A seguito del comunicato pubblicato stamane dalla Segreteria Regionale Lombardia CISAL-FederEnergia, riguardante le situazione della centrale idroelettrica di Roncovalgrande e della diga di Creva, è direttamente l’azienda che gestisce i due impianti, Enel Green Power Italia, ad intervenire e a chiarire quanto segue.
Enel Green Power Italia informa che, sin dall’inizio della pandemia da Covid 19, ha adottato specifiche procedure operative per ridurre il rischio di contagio durante l’espletamento dell’attività lavorativa nel pieno rispetto di tutti i protocolli e linee guide emanati e condivisi tra Presidenza del Consiglio, diversi soggetti istituzionali (ministeri, enti, amministrazioni) e parti sociali.
Le procedure adottate prevedono la suddivisione del personale operativo in cellule ristrette, con turni in diga differiti e spogliatoi dedicati per le singole cellule. I lavoratori, all’interno della singola cellula, devono rispettare le regole di distanziamento e devono utilizzare specifici dispositivi di protezione individuali quotidianamente forniti dalla società.
Prima dell’accesso ai luoghi di lavoro, è previsto l’autorilevamento della temperatura per accertare che la stessa sia nella norma. Inoltre tutti gli ambienti vengono periodicamente sanificati, incluse le foresterie assegnate ai lavoratori nel caso sia previsto il pernottamento presso gli impianti, come nel caso delle dighe. L’applicazione di tali protocolli viene, poi, regolarmente verificata con ispezioni da parte di soggetti preposti e i controlli fino ad oggi eseguiti ne hanno sempre confermato il pieno rispetto.
Queste misure sono adottate anche presso la centrale idroelettrica di Roncovalgrande e la diga di Creva, pertanto assolutamente infondate sono le notizie diffuse, a seguito della segnalazione di tre casi di lavoratori risultati positivi al COVID-19, circa la presunta inadeguatezza delle norme di sicurezza adottate da Enel per la prevenzione del rischio Covid.

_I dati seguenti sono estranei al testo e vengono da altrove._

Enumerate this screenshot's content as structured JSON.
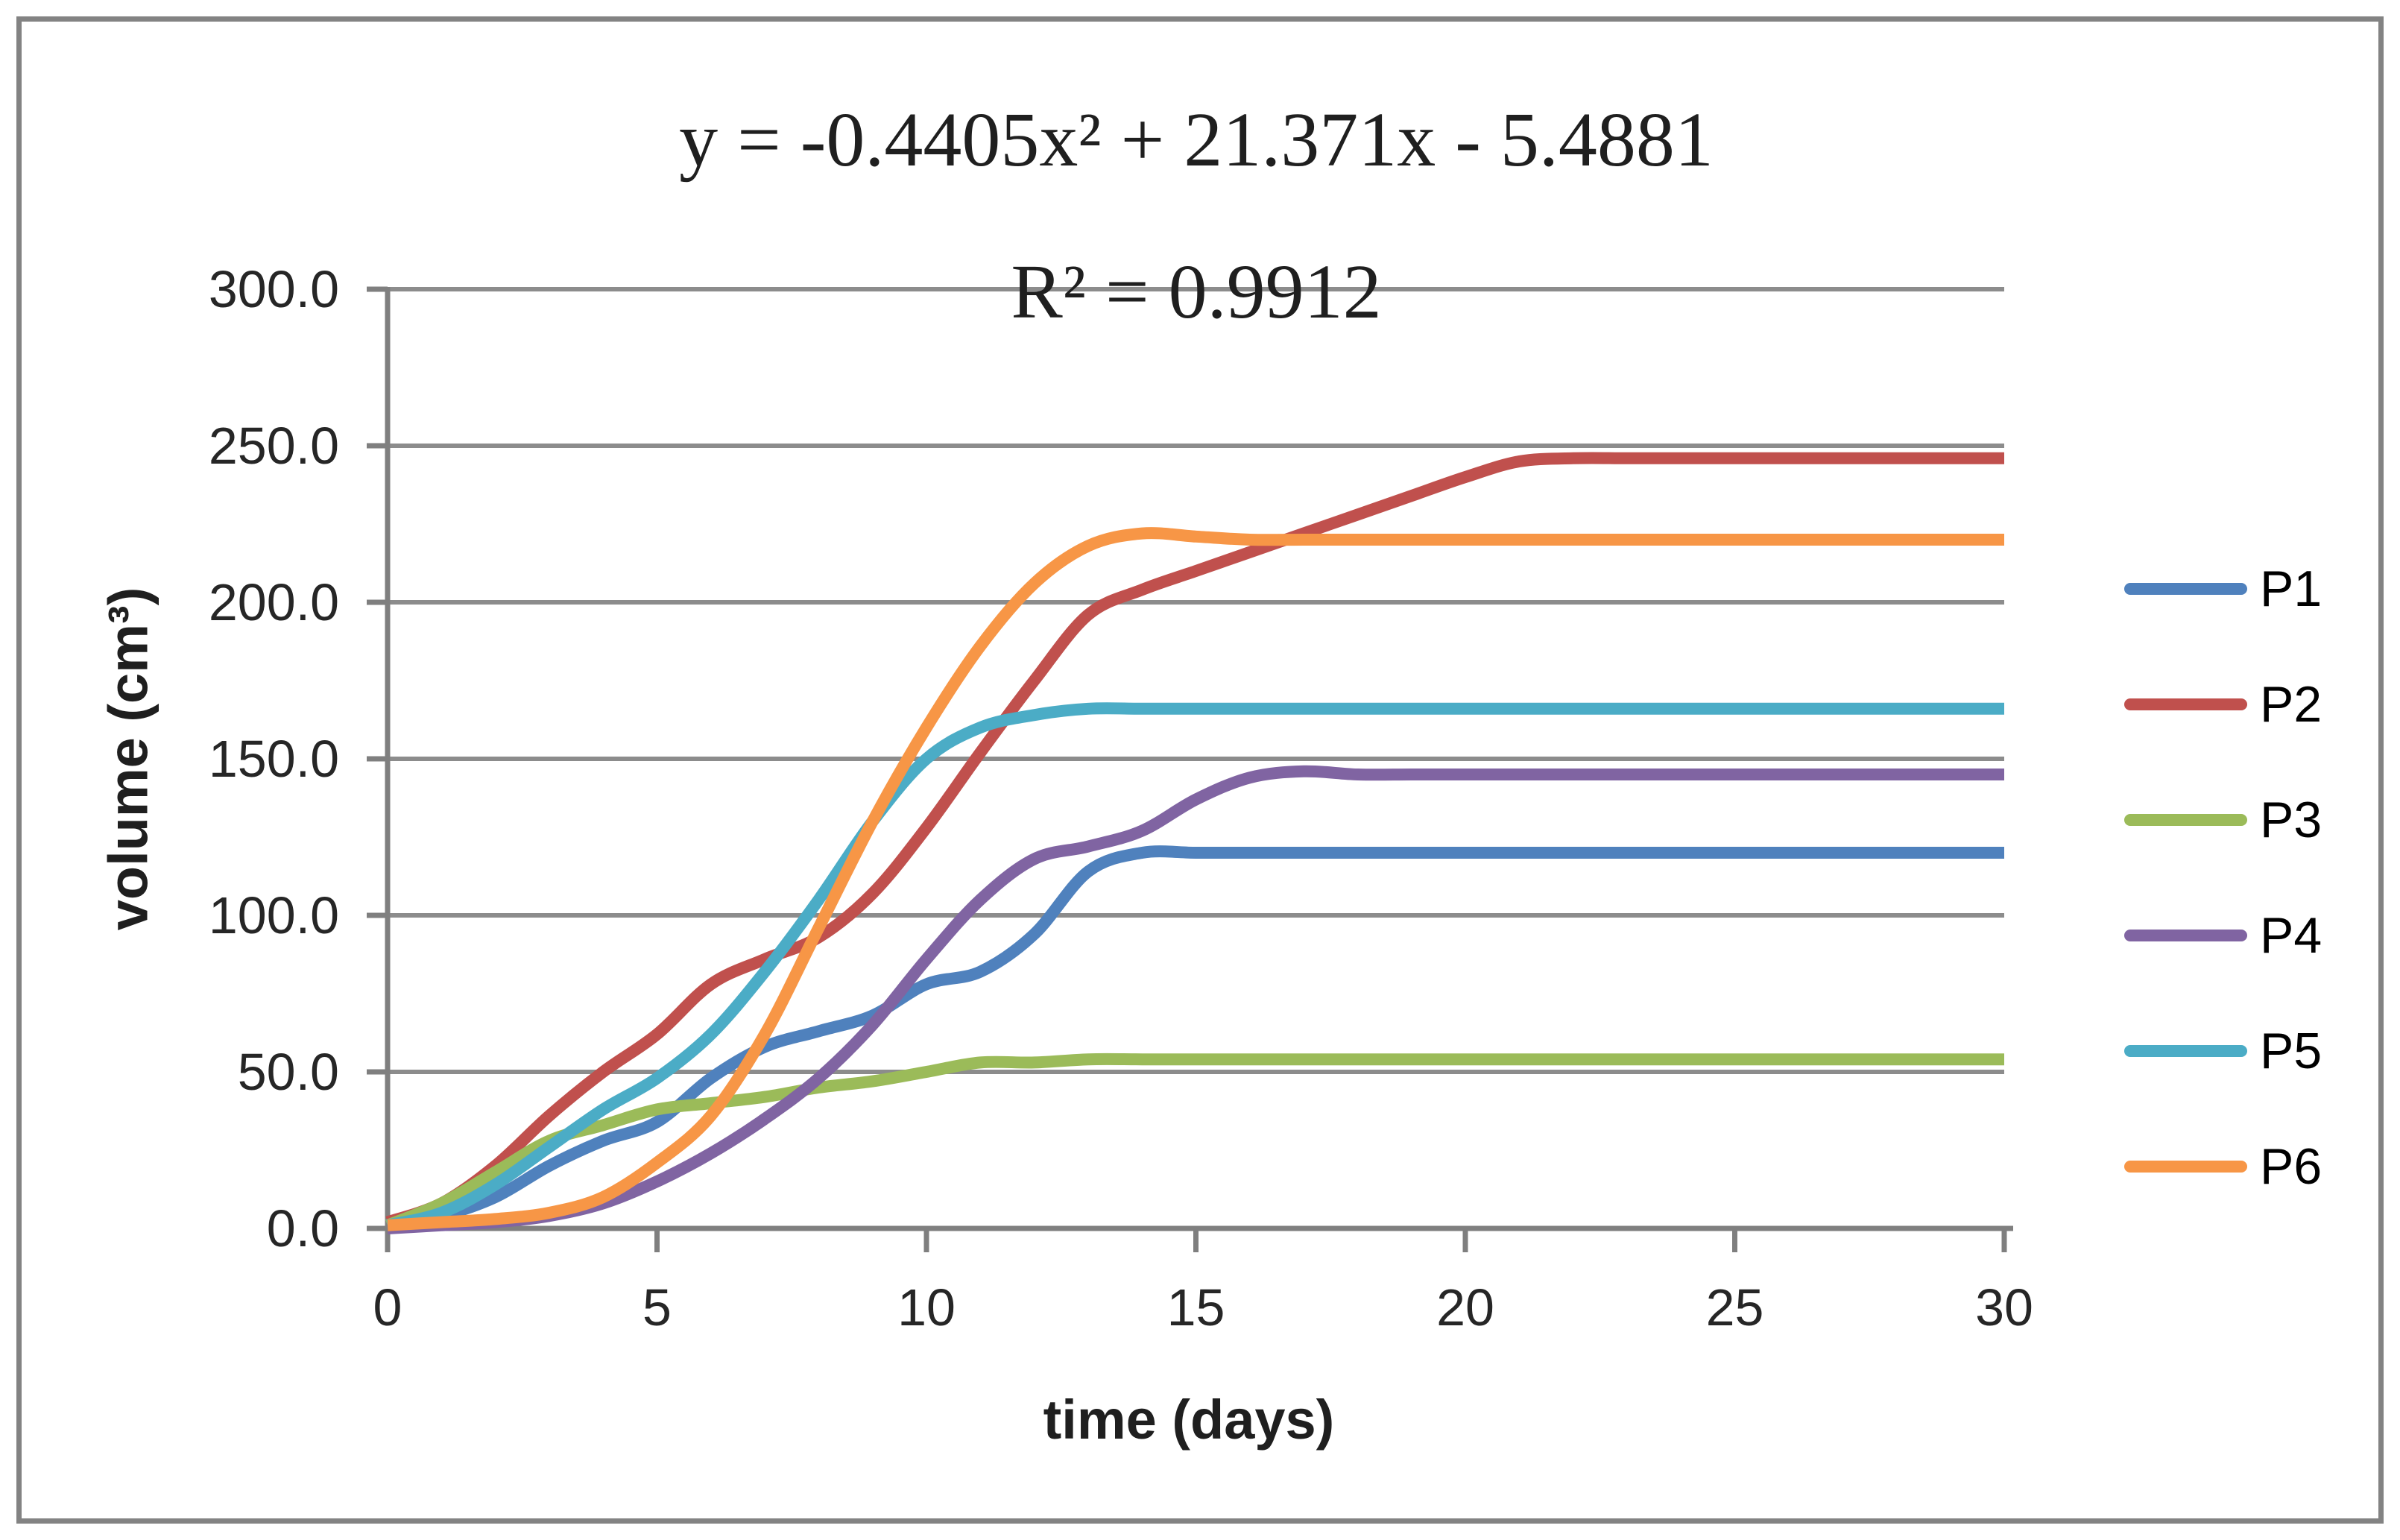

Enel, inoltre, precisa che i tre dipendenti, attualmente in isolamento domiciliare, non hanno avuto alcun contatto tra di loro all’interno dei luoghi di lavoro, appartenendo a cellule distinte o avendo svolto l’attività lavorativa in orari di lavoro diversi. L’azienda conferma altresì che, per somma cautela, ha proceduto anche a una sanificazione straordinaria degli ambienti lavorativi utilizzati dai lavoratori e ha offerto ai dipendenti delle cellule interessate la possibilità di effettuare gratuitamente un tampone.